In February, Google (NASDAQ:GOOG) announced it would be releasing its wearable computing technology known as Google Glass. While reports have Apple (NASDAQ:AAPL) at work on wristband-style electronics, one analyst has told investors that Microsoft (NASDAQ:MSFT) is gearing up for the release of eye-level hardware that could rival Glass. Though Google won’t ship their first glasses before the end of 2013, Microsoft’s pending answer could mean serious competition for Google next year.
Since Google Glass will be compatible with iPhone and Android devices, Microsoft’s answer would undoubtedly accommodate Windows Phone systems, among other innovations. Most developers agree that both forms of eyewear will include Bluetooth, WiFi and GPS, giving wearers the ability to send texts, field calls, browse the Internet and more via voice commands. A camera is also a logical part of any “glasses” package.
Microsoft’s reported foray into wearable electronics follows a stable (if unremarkable) period in which shareholders have seen the introduction of Windows Phone 8, a partnership with Pandora (NYSE:P) and the introduction of advanced Haslet “ultrabook” technology. Though none of these developments has moved Microsoft stock much in either direction, investors should be encouraged by the company’s ongoing commitment to innovation…
As it will take another six months (at the minimum) to know what exactly is in store for Google Glass, Microsoft has time to develop software that could rival the wearable technology. Aside from the obvious need to make a form of computing eyewear compatible with Microsoft systems, the field is wide open to experimentation. Depending on the reception and performance of Google Glass, there is plenty at stake for companies vying for the lead in this department.
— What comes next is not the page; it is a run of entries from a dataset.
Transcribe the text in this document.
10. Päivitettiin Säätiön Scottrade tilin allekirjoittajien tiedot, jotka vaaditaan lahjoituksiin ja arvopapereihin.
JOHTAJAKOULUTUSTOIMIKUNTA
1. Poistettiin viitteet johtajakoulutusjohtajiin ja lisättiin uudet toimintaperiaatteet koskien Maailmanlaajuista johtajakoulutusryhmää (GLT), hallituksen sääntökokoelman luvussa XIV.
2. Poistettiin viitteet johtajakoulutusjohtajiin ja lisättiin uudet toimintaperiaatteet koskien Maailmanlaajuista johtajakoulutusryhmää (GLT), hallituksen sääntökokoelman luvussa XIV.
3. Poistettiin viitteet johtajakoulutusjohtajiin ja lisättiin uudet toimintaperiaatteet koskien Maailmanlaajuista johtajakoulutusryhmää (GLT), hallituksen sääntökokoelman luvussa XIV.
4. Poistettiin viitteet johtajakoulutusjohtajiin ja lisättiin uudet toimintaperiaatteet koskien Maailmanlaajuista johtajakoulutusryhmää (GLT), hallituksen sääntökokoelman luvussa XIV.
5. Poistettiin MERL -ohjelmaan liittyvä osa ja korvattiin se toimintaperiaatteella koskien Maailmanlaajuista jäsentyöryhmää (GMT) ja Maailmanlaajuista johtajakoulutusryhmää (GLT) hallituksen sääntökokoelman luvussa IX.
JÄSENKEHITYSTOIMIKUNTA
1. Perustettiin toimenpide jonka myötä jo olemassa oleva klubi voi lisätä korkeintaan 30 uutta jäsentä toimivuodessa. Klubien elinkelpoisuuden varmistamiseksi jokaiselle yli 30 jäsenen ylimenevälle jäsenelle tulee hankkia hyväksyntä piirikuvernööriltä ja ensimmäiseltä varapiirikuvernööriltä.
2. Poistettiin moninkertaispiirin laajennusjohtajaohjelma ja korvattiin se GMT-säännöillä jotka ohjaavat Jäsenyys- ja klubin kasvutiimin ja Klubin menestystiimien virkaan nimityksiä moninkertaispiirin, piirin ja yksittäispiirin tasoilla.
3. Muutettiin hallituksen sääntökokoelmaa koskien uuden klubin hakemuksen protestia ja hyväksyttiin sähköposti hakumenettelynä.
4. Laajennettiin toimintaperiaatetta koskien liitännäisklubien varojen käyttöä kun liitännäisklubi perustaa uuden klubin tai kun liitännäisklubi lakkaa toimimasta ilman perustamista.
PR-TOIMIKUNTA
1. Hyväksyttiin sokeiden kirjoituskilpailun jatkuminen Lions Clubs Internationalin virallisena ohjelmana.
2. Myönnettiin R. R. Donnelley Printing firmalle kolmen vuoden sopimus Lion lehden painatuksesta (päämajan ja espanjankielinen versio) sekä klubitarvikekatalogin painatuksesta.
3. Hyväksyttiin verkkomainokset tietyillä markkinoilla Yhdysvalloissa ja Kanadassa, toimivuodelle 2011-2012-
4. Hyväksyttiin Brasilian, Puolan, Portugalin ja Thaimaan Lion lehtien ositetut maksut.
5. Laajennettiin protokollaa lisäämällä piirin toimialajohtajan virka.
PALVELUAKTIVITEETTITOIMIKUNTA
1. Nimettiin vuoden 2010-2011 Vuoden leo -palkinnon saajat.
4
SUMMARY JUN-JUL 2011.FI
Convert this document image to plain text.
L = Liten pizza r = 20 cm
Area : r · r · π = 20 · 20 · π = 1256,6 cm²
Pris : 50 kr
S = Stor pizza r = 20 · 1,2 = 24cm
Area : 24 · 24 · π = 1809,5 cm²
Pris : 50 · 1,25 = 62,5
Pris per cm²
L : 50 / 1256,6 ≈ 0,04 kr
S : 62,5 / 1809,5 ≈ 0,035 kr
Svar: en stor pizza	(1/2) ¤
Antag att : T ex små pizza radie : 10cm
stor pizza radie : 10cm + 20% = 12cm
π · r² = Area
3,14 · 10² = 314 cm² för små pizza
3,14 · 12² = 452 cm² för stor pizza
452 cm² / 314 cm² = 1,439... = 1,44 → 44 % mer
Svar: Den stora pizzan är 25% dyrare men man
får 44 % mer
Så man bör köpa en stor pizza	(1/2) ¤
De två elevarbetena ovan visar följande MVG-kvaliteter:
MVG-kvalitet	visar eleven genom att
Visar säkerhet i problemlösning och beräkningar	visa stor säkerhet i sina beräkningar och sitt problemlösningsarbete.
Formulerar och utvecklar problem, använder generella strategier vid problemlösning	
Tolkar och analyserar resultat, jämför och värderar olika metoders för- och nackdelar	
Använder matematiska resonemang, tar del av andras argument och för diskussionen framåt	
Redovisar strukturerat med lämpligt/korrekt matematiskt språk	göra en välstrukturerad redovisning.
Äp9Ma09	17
Apple is betting that technology will be more popular on the wrist than on eye level. Apple is busy at work on both “iRadio” and televisions that could be controlled by an “iRing” device worn on the hand of users. With so many developments in the works, Microsoft needs a product that keeps it relevant in the wearable technology field. If it can outdo the forthcoming Google Glass model, that release might prove to be a terrific strategic move.